Education for the Farm of Hope
The Ghanaian education system
Since it became independent, Ghana’s education facilities have been continuously extended. Between 1992 and 2002 the government of Ghana invested about 7 percent of total state expenditure in the field of education.
The education system was based on the structures of the former colonial power Great Britain. The system was only changed in 1986 under President Jerry Rawlings. General compulsory education consists of a six-year primary school, followed by three years at a Junior Secondary School. After finishing Junior Secondary School, pupils can start higher education in the Senior Secondary School. This must be attended for a further three years to obtain the West Africa Senior Secondary Certificate Examination (WASSCE) (also known as the Advanced Level Certificate). This qualification entitles pupils to study at university. Since 1957 there has been nine-year compulsory education which starts at the age of six. School fees are normal in Ghana. The costs for school equipment have to be paid by the family. The few parents who can afford this, prefer to send their children to a private school instead of a state school. Teachers at the private schools are better paid and are usually better qualified and motivated to teach. Misbehaviour in school is still often punished with corporal punishment.
The education situation in Ghana
Ghana, which was formerly known as the Gold Coast, is one of the poorest countries in the world. Because of the high rate of unemployment, many parents cannot afford to finance their children’s education. Up to 50% of the population have to live on a pro-capita income of less than € 300 per year.
Often, children are not sent to school because of the high school fees. As well as this, children are an important source of labour for the entire family.
At present the rate of entry into primary school is about 60%. Poor parents send their children into the cities, often without any social contacts or family ties, in the hope that they will be taken in by aid associations and be given an education. Unfortunately, the few aid organisations are severely overcrowded so that many children end up homeless on the streets. Regular school attendance, which we take for granted, has only been inadequately implemented in spite of regulations by the state.
Education means liberation from poverty and foreign aid – help for self-help.
From our point of view, for children in Ghana, a craft qualification and good theoretical knowledge is a way to escape from poverty. With our school concept, we not only provide access to education for the street children on the farm, but also for the children in the immediate vicinity. At the moment there is no school in the nearby village Bosomabra. The next state school is about 7 km away and there is no public transport.
Help for self-help must begin by educating the children in school. In our educational concept for the farm, this implemented not just by the mere communication of knowledge, but rather by simultaneous promotion of personal resources and potentials in creative subjects. On the Farm of Hope we are building a primary school to give street children access to education. Here, children above the age of 6 will receive basic knowledge in reading, writing and arithmetic and will receive instruction in creative crafts in a playful manner to enable them to discover their manual skills.
As soon as it is financially possible, a training workshop will be set up on the farm. We will start with a bicycle workshop. The possibility of buying a bicycle from the farm will increase mobility and improve the structure of the region. In practice, this means that family members can go to work without having to depend on public transport and can take jobs which cannot be reached on foot.
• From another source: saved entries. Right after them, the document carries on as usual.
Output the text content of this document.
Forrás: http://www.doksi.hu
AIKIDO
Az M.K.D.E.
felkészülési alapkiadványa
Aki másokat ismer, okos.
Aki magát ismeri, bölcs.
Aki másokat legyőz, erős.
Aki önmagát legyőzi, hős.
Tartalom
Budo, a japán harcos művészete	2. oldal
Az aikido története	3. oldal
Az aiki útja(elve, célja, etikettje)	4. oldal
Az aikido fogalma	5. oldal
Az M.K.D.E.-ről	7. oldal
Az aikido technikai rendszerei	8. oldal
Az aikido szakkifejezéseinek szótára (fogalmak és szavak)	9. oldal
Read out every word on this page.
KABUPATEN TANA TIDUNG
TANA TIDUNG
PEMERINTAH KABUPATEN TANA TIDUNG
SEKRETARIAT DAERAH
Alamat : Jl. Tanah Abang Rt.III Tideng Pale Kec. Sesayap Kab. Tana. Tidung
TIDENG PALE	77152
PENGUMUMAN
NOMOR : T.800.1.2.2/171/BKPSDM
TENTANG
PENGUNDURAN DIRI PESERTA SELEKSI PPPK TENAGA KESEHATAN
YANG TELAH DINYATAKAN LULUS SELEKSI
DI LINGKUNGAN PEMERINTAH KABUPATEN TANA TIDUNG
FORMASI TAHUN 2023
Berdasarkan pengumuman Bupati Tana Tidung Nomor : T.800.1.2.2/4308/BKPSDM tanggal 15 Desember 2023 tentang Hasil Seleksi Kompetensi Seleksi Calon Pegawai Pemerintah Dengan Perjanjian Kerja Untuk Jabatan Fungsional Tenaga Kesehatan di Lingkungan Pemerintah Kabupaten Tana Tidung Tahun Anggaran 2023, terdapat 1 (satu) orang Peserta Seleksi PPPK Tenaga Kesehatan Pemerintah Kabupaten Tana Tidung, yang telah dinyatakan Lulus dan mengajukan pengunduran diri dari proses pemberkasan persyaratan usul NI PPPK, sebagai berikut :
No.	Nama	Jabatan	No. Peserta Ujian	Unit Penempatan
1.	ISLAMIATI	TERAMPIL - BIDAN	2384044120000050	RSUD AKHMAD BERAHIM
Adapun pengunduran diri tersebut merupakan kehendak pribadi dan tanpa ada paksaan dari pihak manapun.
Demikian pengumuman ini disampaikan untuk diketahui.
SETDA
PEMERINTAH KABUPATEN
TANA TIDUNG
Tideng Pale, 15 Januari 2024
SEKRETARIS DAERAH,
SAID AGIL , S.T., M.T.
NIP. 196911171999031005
Parents who cannot send their children to school because of poverty can apply for free schooling with us. In return, we expect their active help in the running of the farm for a limited period. In this way, there is also an opportunity to obtain a bicycle from us.
The qualification of training personnel in Ghana cannot be measured according to German standards, however with volunteers who have specialist knowledge, we offer continuous further qualification of our teachers and craft instructors. Whether and how many young people from the region who do not live with us can be integrated into our craft training program will only become apparent during the development of the farm.
The costs for teachers and instructors will be financed partly by the state of Ghana and partly by our sponsorships. Over 32,000 children live on the streets in Accra, the capital of Ghana. Unfortunately, our farm will not be able to take in all of these children. However, our education concept will enable a fraction of these children to have fundamentally important education and provide adults with an attractive insight into the know-how of the farm.
In this way we will provide a model function for the growth of the surrounding villages.